Again today we got news from China which showed how the iron ore and steel sectors are already feeling the investment slowdown. This came in the form of imports below expectations, and within these, iron ore imports dropping 9.1% year-on-year and steel product imports declining 20% year-on-year.
These drops aren't yet motivated by the slowing of construction. Here, auto production must have had the largest impact. Auto production, though, can easily recover, whereas the impact from reduced residential construction will be protracted, lasting 1-2 years.
Autos and consumption in general, are examples of sectors which will benefit from looser monetary and fiscal policies. Also, predictably enough while iron and steel are already suffering, crude still posted a 26% increase in imports. This expected difference in behavior is something I had already called the attention to in my article "There's More To China's Slowdown".

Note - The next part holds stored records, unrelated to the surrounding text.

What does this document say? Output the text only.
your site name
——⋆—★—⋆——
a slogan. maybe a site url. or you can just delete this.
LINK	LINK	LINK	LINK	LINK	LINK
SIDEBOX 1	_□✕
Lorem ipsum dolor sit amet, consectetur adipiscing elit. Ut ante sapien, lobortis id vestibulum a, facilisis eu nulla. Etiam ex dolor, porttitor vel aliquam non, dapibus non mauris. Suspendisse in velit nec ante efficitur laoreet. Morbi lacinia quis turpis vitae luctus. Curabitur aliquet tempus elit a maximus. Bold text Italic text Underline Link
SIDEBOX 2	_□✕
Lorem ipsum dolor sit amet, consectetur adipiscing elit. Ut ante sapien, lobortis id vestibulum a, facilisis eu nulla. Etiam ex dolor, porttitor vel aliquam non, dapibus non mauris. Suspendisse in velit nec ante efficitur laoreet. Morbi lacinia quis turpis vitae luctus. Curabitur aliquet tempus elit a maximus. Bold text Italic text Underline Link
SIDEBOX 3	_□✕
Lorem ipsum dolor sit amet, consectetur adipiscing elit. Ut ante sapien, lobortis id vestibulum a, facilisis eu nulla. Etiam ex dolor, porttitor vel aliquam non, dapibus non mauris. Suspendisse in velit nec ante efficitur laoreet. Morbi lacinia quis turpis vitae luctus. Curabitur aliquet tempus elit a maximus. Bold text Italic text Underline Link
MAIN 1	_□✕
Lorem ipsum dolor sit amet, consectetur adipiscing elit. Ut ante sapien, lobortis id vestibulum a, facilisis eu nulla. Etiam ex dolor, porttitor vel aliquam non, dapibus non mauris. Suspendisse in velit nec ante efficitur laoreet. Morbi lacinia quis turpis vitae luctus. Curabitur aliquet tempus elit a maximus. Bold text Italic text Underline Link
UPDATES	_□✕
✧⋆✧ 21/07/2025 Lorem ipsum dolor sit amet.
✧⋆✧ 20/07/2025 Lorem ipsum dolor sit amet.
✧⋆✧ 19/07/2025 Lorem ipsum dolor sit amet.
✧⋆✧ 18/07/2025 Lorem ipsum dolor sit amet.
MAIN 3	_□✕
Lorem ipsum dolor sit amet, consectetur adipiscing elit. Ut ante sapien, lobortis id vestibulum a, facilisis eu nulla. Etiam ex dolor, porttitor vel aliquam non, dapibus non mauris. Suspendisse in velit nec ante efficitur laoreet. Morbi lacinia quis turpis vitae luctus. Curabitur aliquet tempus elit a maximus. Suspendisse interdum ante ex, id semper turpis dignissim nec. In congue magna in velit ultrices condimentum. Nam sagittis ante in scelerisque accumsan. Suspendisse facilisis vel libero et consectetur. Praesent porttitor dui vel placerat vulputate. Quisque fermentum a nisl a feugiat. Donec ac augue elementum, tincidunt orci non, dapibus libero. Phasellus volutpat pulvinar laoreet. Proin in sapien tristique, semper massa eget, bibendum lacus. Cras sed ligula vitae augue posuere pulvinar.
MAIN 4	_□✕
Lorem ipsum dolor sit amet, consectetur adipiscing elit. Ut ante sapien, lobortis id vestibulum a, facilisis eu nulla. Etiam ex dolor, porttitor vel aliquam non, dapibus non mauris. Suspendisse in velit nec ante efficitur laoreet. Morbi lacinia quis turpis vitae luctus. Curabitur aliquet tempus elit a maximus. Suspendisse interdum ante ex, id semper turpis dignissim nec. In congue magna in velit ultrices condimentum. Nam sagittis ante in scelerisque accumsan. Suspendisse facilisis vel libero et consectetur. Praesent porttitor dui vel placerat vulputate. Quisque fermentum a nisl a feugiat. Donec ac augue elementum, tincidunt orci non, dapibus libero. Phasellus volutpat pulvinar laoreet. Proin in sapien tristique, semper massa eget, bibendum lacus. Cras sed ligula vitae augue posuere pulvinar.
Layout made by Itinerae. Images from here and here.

The conclusion remains that the main producers into the iron ore market, BHP Billiton (BHP) (around 50% of BHP's EBIT is from iron ore); Rio Tinto (RIO) (70% of RIO's EBITDA is from iron ore) and Vale S.A. (VALE) (derives 72.5% of its revenues from iron ore) will be hit by the reduced activity in China's residential and commercial real estate market. This will happen even with China implementing future monetary and fiscal policies designed to foster growth, namely further reserve requirement reductions and even interest rate cuts.